Following recognition of the milestones, Jared Maez with the Parks/Cemetery Department was honored as the 2019 Employee of the Year.

Northwest Nebraska Development Corporation (NNDC) Executive Director Deb Cottier reported that the NNDC has received an inquiry from Crawford regarding a potential loan from the revolving loan fund. The NNDC has about $45,000 to lend, with one application from Chadron in house waiting for some additional information.

Cottier further reported she had been busy preparing for next year and the annual NNDC meeting, on Friday, Jan. 17 at noon at Country Kitchen. She’s hopeful members of the council will be able to attend.

The Heartland Expressway Association meeting is meeting this Friday in Torrington, Cottier reported, and they will be looking specifically at the local Chadron budget for the expressway.

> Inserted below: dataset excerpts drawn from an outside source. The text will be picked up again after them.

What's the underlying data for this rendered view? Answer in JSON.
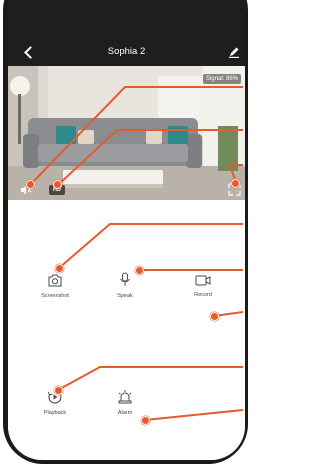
{
  "header": {
    "title": "Sophia 2"
  },
  "video": {
    "signal_text": "Signal: 86%",
    "hd_label": "HD"
  },
  "controls": [
    {
      "label": "Screenshot",
      "icon": "camera-icon"
    },
    {
      "label": "Speak",
      "icon": "microphone-icon"
    },
    {
      "label": "Record",
      "icon": "video-camera-icon"
    },
    {
      "label": "Playback",
      "icon": "playback-icon"
    },
    {
      "label": "Alarm",
      "icon": "alarm-light-icon"
    }
  ],
  "colors": {
    "header_bg": "#1e1e1e",
    "accent": "#e55b2c",
    "frame": "#1b1b1b",
    "icon": "#4a4a4a"
  }
}
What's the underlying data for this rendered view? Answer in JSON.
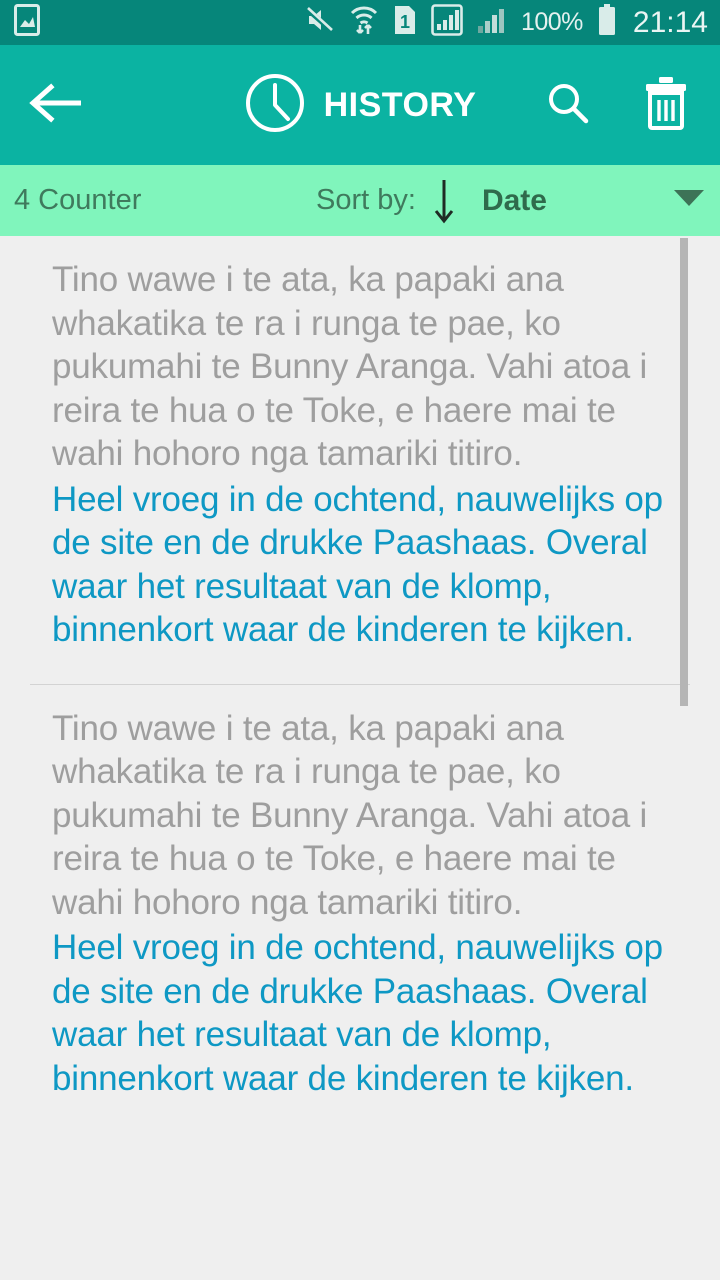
{
  "status_bar": {
    "icons": [
      "image-gallery-icon",
      "mute-icon",
      "wifi-transfer-icon",
      "sim-1-icon",
      "signal-1-icon",
      "signal-2-icon"
    ],
    "battery_percent": "100%",
    "battery_icon": "battery-full-icon",
    "time": "21:14",
    "background": "#06867a"
  },
  "app_bar": {
    "back_icon": "back-arrow-icon",
    "title_icon": "clock-icon",
    "title": "HISTORY",
    "search_icon": "search-icon",
    "delete_icon": "trash-icon",
    "background": "#0bb3a2"
  },
  "sort_bar": {
    "counter": "4 Counter",
    "sort_label": "Sort by:",
    "sort_direction_icon": "arrow-down-icon",
    "sort_value": "Date",
    "dropdown_icon": "caret-down-icon",
    "background": "#80f5bc"
  },
  "list": {
    "source_color": "#9e9e9e",
    "target_color": "#0e98c4",
    "items": [
      {
        "source_text": "Tino wawe i te ata, ka papaki ana whakatika te ra i runga te pae, ko pukumahi te Bunny Aranga. Vahi atoa i reira te hua o te Toke, e haere mai te wahi hohoro nga tamariki titiro.",
        "target_text": "Heel vroeg in de ochtend, nauwelijks op de site en de drukke Paashaas. Overal waar het resultaat van de klomp, binnenkort waar de kinderen te kijken."
      },
      {
        "source_text": "Tino wawe i te ata, ka papaki ana whakatika te ra i runga te pae, ko pukumahi te Bunny Aranga. Vahi atoa i reira te hua o te Toke, e haere mai te wahi hohoro nga tamariki titiro.",
        "target_text": "Heel vroeg in de ochtend, nauwelijks op de site en de drukke Paashaas. Overal waar het resultaat van de klomp, binnenkort waar de kinderen te kijken."
      }
    ],
    "scrollbar_visible": true
  }
}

Chadron will be home to a Heartland Expressway meeting in April.

Council approved the second reading of Ordinance No. 1413. This ordinance would annex to the city a tract of land located in Northeast Quarter of Section 30, Township 33 North, Range 49 West of the of the Sixth Principal Meridian in Dawes County. The tract is also known as Lots 5B and 5C of Lot 5, Deans addition, a re-plat of Lot 5, Deans Addition in the county.

Resolution 2019-124 was approved, under which $875 in delinquent assessment fees for maintenance of the Business Improvement District be assessed on Lot 21, Block 10 of the Original Town (now City).

Two resolutions — 2109-125 and 2019-126 — were approved, both of which are for payments to Fuller Construction for materials furnished and work performed in the construction of the 80’x80’ storage hangar at Chadron Municipal Airport. The first payment is for $221,234.24, to brings everything up to date, while the second, $51,408.94, is lowering the retainage.

As a final course of action, council approved Resolution 2019-127, in which the City Council and employees of the City of Chadron extend holiday greetings to citizens of Chadron and the surrounding area. In their closing comments, councilmembers again wished everyone happy holidays and expressed appreciation to the street workers for keeping the roads clear.